Co jest zatem nie tak? Dlaczego społecznicy znów „marudzą”?

Szkoda nam straconej szansy przeprowadzenia wstępnych konsultacji. Liczne przykłady konsultacji społecznych, gdzie na sali jedni przekrzykują się przez drugich, a emocje sięgają zenitu, jak np. konsultacje Winnicy II lub tramwaju na Rubinkowie pokazują, że coś bywa nie tak. Dlaczego? Mieszkańcy Winnicy nie są osobistymi wrogami architekta ani mieszkańcy Rubinkowa nie atakują tramwajów dla zasady. Jedni i drudzy walczą nie z osobą czy środkiem transportu, ale z założeniami  projektów, których nikt z nimi nie konsultował, ani nawet nie wyjaśnił, dlaczego nie były one konsultowane.

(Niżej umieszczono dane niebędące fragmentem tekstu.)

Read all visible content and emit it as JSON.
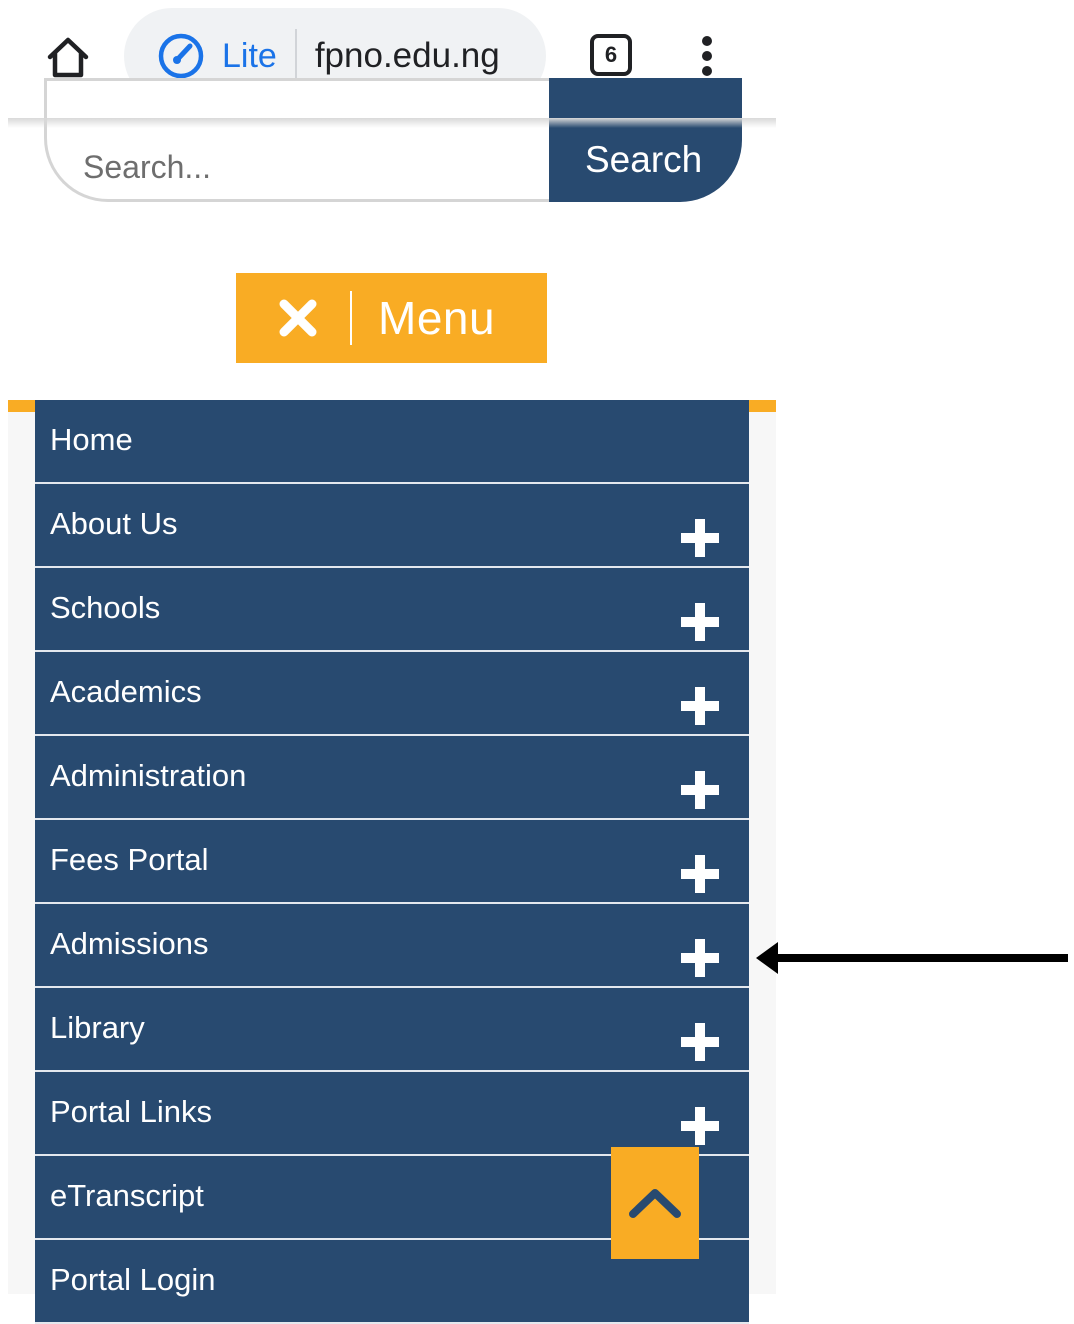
{
  "browser": {
    "lite_label": "Lite",
    "url": "fpno.edu.ng",
    "tab_count": "6",
    "icons": {
      "home": "home-icon",
      "lite": "speedometer-icon",
      "menu": "kebab-menu-icon"
    }
  },
  "search": {
    "placeholder": "Search...",
    "button_label": "Search"
  },
  "menu_toggle": {
    "label": "Menu",
    "icon": "close-icon"
  },
  "nav": {
    "items": [
      {
        "label": "Home",
        "expandable": false
      },
      {
        "label": "About Us",
        "expandable": true
      },
      {
        "label": "Schools",
        "expandable": true
      },
      {
        "label": "Academics",
        "expandable": true
      },
      {
        "label": "Administration",
        "expandable": true
      },
      {
        "label": "Fees Portal",
        "expandable": true
      },
      {
        "label": "Admissions",
        "expandable": true
      },
      {
        "label": "Library",
        "expandable": true
      },
      {
        "label": "Portal Links",
        "expandable": true
      },
      {
        "label": "eTranscript",
        "expandable": false
      },
      {
        "label": "Portal Login",
        "expandable": false
      }
    ]
  },
  "back_to_top": {
    "icon": "chevron-up-icon"
  },
  "annotation": {
    "icon": "arrow-left-icon"
  },
  "colors": {
    "nav_background": "#284a70",
    "accent": "#f9ac24",
    "browser_accent": "#1a73e8"
  }
}
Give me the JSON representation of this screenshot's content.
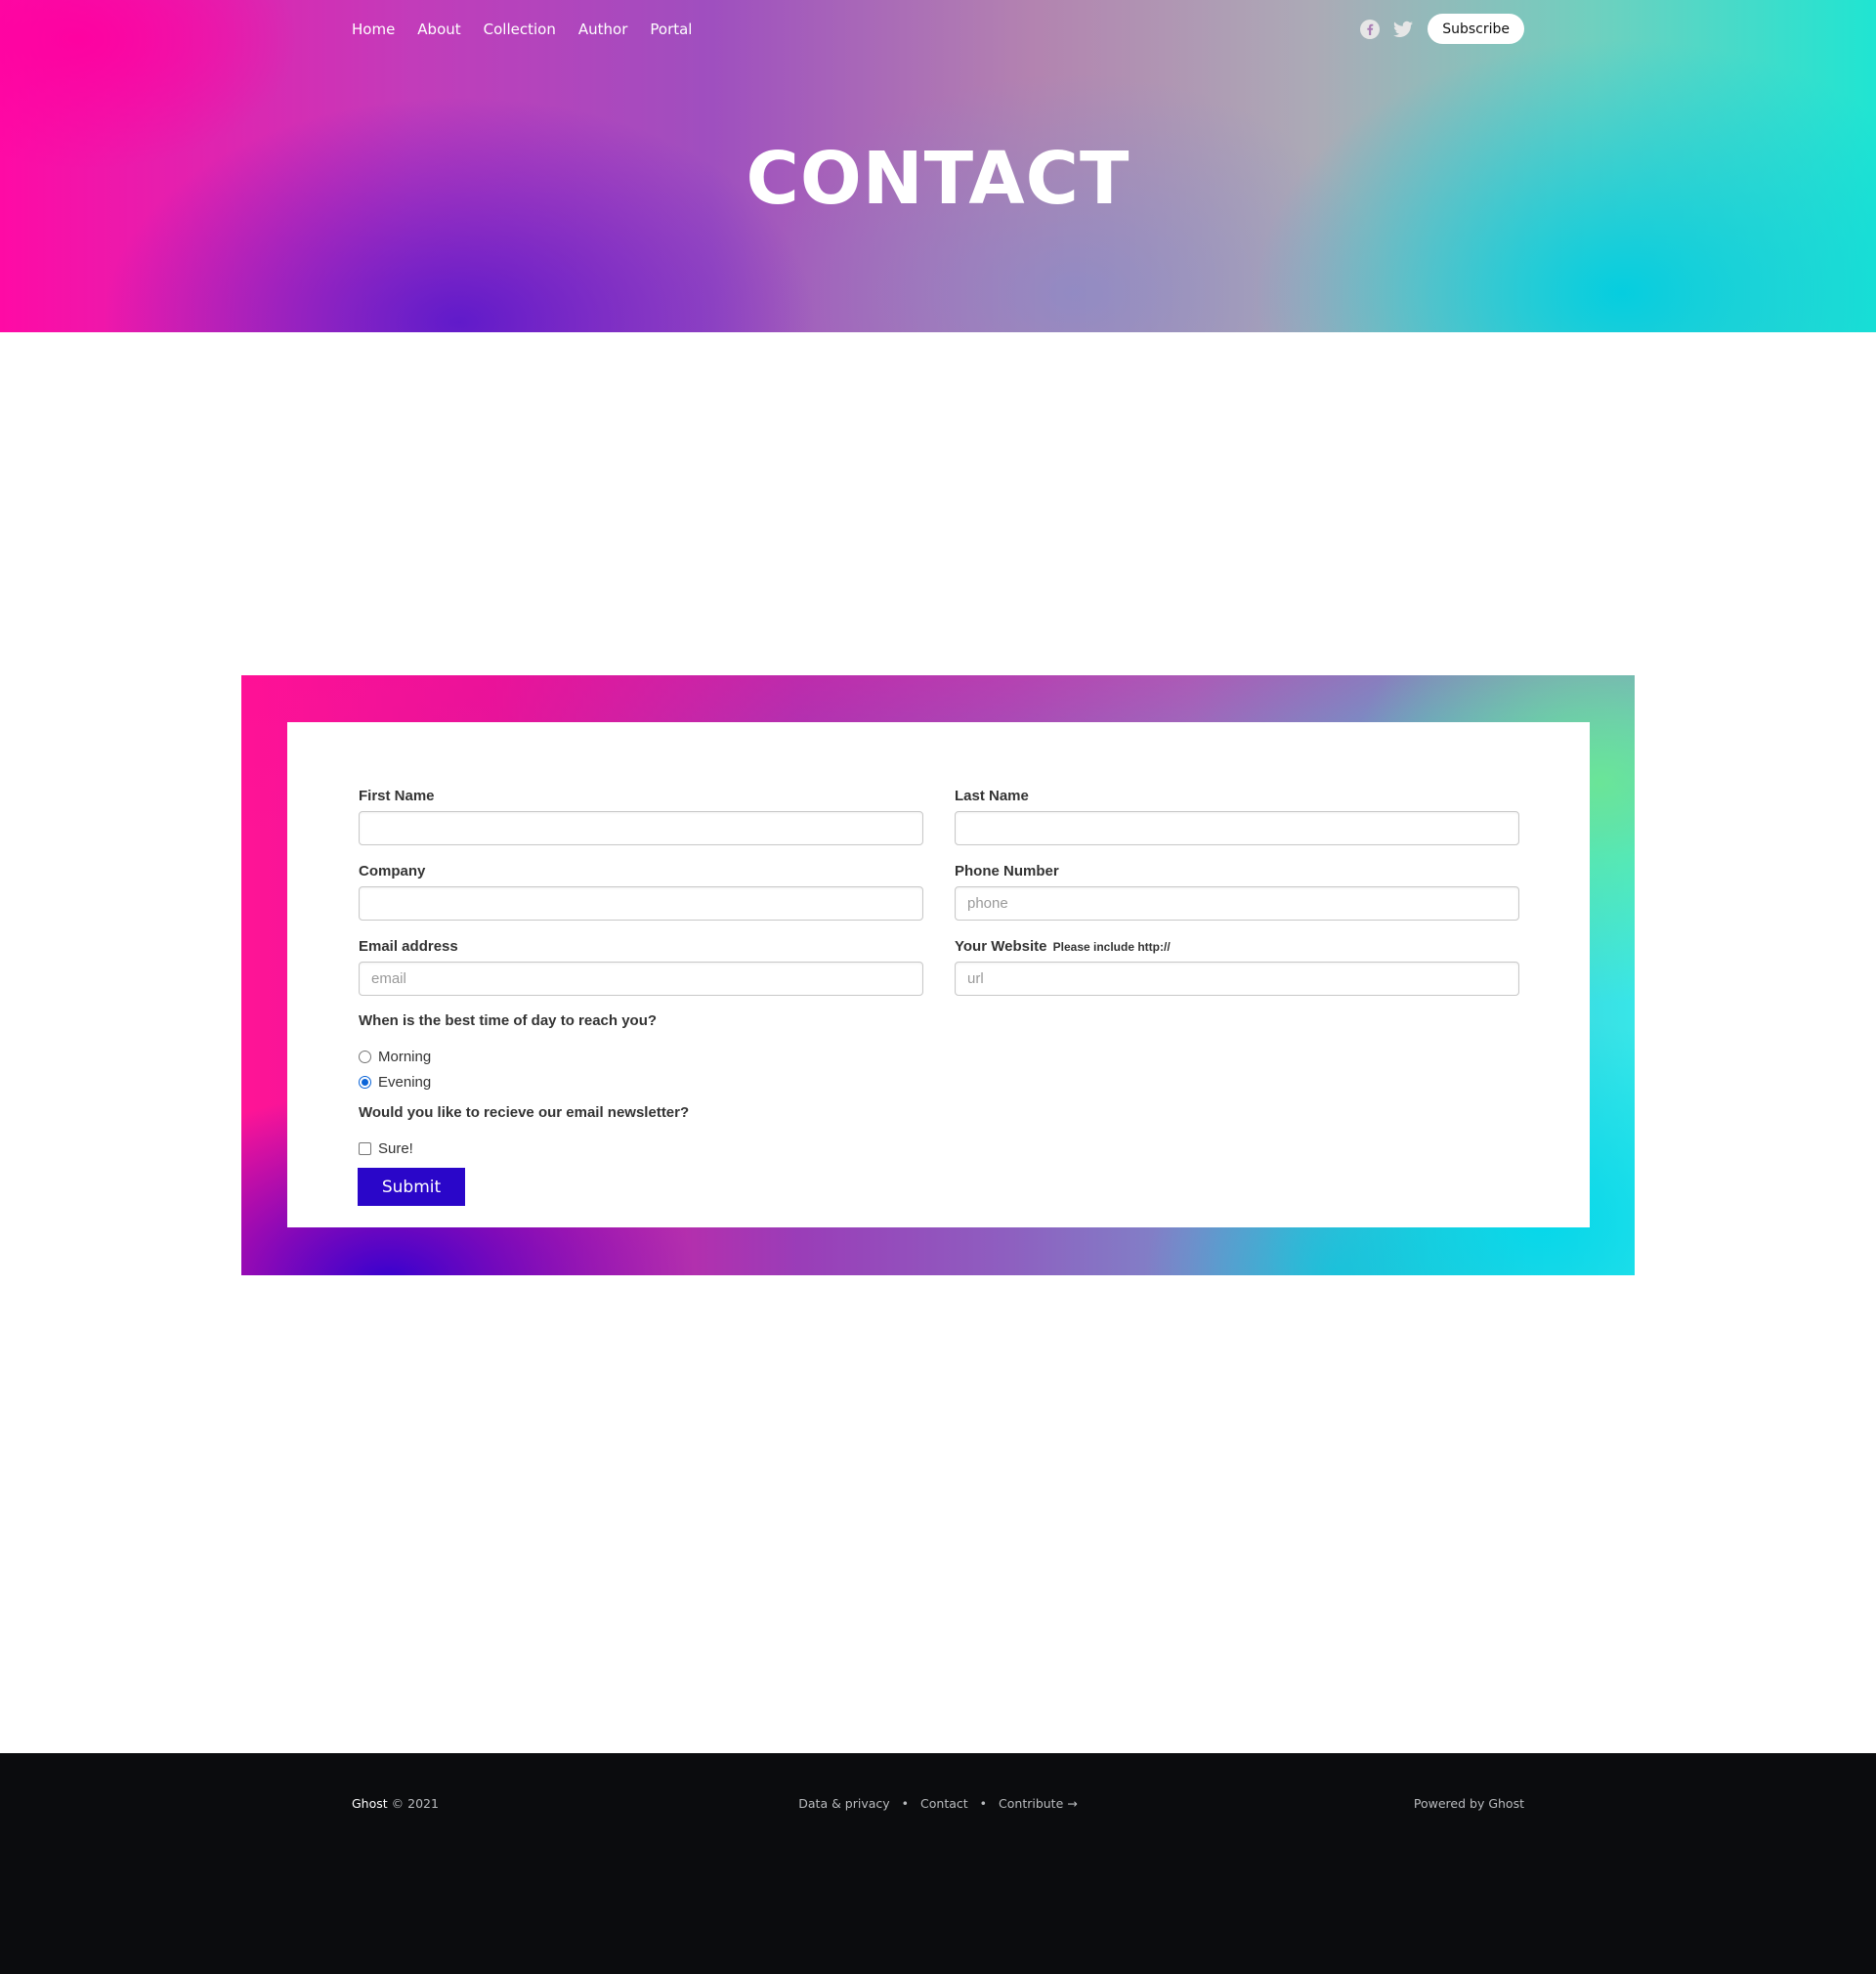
{
  "nav": {
    "items": [
      "Home",
      "About",
      "Collection",
      "Author",
      "Portal"
    ],
    "subscribe_label": "Subscribe",
    "social": [
      "facebook-icon",
      "twitter-icon"
    ]
  },
  "page": {
    "title": "CONTACT"
  },
  "form": {
    "first_name": {
      "label": "First Name",
      "placeholder": "",
      "value": ""
    },
    "last_name": {
      "label": "Last Name",
      "placeholder": "",
      "value": ""
    },
    "company": {
      "label": "Company",
      "placeholder": "",
      "value": ""
    },
    "phone": {
      "label": "Phone Number",
      "placeholder": "phone",
      "value": ""
    },
    "email": {
      "label": "Email address",
      "placeholder": "email",
      "value": ""
    },
    "website": {
      "label": "Your Website",
      "hint": "Please include http://",
      "placeholder": "url",
      "value": ""
    },
    "time_question": "When is the best time of day to reach you?",
    "time_options": [
      {
        "label": "Morning",
        "checked": false
      },
      {
        "label": "Evening",
        "checked": true
      }
    ],
    "newsletter_question": "Would you like to recieve our email newsletter?",
    "newsletter_option": {
      "label": "Sure!",
      "checked": false
    },
    "submit_label": "Submit"
  },
  "footer": {
    "brand": "Ghost",
    "copyright": "© 2021",
    "links": [
      "Data & privacy",
      "Contact",
      "Contribute →"
    ],
    "separator": "•",
    "powered_by": "Powered by Ghost"
  },
  "colors": {
    "submit_button": "#2a06c9",
    "footer_bg": "#0b0c0e",
    "gradient_pink": "#ff0aa5",
    "gradient_purple": "#5014cd",
    "gradient_cyan": "#00cde1"
  }
}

Konsultacje należy planować na wczesnym etapie

Zasadą dobrych konsultacji społecznych jest ustalenie i przedstawienie mieszkańcom obszaru negocjowalnego, czyli tego, co można zmienić, a co nie (dlatego próbowaliśmy się dowiedzieć, co będzie wolno mieszkańcom powiedzieć o lasach). Jeśli są jakieś ograniczenia, należy wyjaśnić  dlaczego. Tu przechodzimy do elementu diagnozy. Diagnozą może być określenie problemu, jaki gryzie lokalną społeczność, wyniki badań czy dokumenty strategiczne, które determinują kierunek działania oraz możliwości prawne działania. Z tą wiedzą powinniśmy przystępować do konsultacji przed powstaniem jakiegokolwiek projektu. Co do zasady konsultujemy najpierw założenia, potem zastanawiamy się przy gotowej koncepcji, gdzie postawić ławkę, a gdzie śmietnik. Wówczas możemy mówić o prawdziwej partycypacji obywatelskiej. Mieszkańcy, znając ograniczenia prawne i cel projektu współdecydują o jego założeniach, które wdraża projektant, a następnie sprawdzają ich realizację na gotowym produkcie i ustalają szczegóły.

Teraz mieszkańcom pozostaje szczegół i przedstawienie swoich sprzeciwów względem założeń na spotkaniach konsultacyjnych.

Mieszkańcy naszego miasta nie raz dowiedli tego, że mają wyobraźnię i zaskakują choćby projektami składanymi do budżetu partycypacyjnego. Stąd pojawiają się takie inicjatywy, jak defibrylatory dostępne w różnych punktach miasta, czy krokusy na trawnikach. Które „miasto” samo by na to wpadło? Nie mogliśmy się doczekać pomysłów, które wypływałyby z doświadczenia mieszkańców. Wyobraźnia wtłoczona w ramy cudzego projektu zapewne ograniczy się do przywołanych wcześniej koszy i ławek.

To nie projektant i urzędnicy powinni narzucać koncepcję zagospodarowania lasów, należy ją stworzyć już na wstępnym etapie wraz z mieszkańcami w ramach szerokich konsultacji, spotkań, spacerów konsultacyjnych i rozmów. Liczymy na to, że urzędnicy zaplanują proces konsultacyjny jeszcze przed przygotowaniem projektu zagospodarowania naszych lasów.